Die pulsierende Magnetfeldtherapie kann eine effektive Behandlung nicht nur bei akuten, aber auch bei chronischen Schmerzen sein. Ein typisches Beispiel für chronische Schmerzen ist die Nervenkompression, die durch degenerative Veränderungen der Wirbelsäule entstanden ist. Das Schleudertrauma-Syndrom und die Rückenschmerzen sind weit verbreitete Syndrome, die mit großen finanziellen Ausgaben und umfangreichem medizinischen Aufwand in Verbindung stehen. Eine schnelle Linderung der Symptome, vor allem der Schmerzen ist notwendig.

In zwei randomisierten Gruppen in dieser kontrollierten klinischen Studie waren entweder Patienten mit einer Lenden Radikulopathie in dem Wirbelbereich L5/S1 (Verletzung der Nervenwurzel) oder Patienten mit einem sogenannten Schleudertrauma-Syndrom beurteilt. Dieses Syndrom bezieht sich auf eine mögliche Halswirbelverletzung, die in der Regel durch ein plötzliches Beugen und anschließendes Überstrecken der Halswirbelsäule verursacht wurde.

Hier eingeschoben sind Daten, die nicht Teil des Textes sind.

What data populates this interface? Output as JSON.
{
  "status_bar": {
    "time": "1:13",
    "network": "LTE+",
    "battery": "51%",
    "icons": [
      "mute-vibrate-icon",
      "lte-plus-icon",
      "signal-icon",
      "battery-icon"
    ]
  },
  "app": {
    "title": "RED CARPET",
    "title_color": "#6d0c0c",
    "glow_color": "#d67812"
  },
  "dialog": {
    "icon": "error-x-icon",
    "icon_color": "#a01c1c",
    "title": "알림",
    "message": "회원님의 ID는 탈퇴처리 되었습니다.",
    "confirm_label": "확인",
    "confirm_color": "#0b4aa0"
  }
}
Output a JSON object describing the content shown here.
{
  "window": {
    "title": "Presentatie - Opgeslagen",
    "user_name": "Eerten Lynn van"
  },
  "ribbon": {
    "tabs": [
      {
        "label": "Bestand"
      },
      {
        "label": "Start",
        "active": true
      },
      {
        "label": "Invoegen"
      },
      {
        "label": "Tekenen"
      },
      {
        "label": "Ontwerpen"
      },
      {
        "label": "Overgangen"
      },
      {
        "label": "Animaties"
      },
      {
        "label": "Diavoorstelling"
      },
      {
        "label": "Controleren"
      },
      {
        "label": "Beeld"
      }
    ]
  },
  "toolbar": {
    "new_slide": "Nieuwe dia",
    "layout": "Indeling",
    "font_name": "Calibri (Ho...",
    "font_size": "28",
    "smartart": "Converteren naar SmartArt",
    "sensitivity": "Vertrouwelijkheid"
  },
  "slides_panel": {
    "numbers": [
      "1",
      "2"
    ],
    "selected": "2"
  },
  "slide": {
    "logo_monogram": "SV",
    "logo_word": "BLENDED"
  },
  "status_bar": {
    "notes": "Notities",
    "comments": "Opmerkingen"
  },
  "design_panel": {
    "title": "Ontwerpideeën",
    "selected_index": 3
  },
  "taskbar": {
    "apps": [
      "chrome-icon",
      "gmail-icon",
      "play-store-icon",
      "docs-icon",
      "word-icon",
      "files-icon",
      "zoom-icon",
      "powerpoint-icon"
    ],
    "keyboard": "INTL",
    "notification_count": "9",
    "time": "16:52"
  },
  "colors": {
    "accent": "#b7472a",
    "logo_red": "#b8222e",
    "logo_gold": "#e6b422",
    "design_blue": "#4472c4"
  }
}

Beide Gruppen, sowohl die Kontrollgruppe, als auch die Gruppe die sich der Applikation der pulsierenden Magnetfeldtherapie unterzog, nahmen entzündungshemmende Medikamente und Analgetika (Diclfenac und Tizanidin) ein.

Im Falle der lumbalen Radikulopathie tritt die Schmerzlinderung und das schmerzfreie Gehen in der Gruppe, die sich der pulsierenden Magnetfeldtherapie unterzog, im Durchschnitt innerhalb von 8,2 Tagen ein, während in der Kontrollgruppe innerhalb von 11,7 Tagen.

Bei Patienten mit dem Schleudertrauma-Syndrom wurde der Schmerz an einer Zehn-Punkte-Skala gemessen.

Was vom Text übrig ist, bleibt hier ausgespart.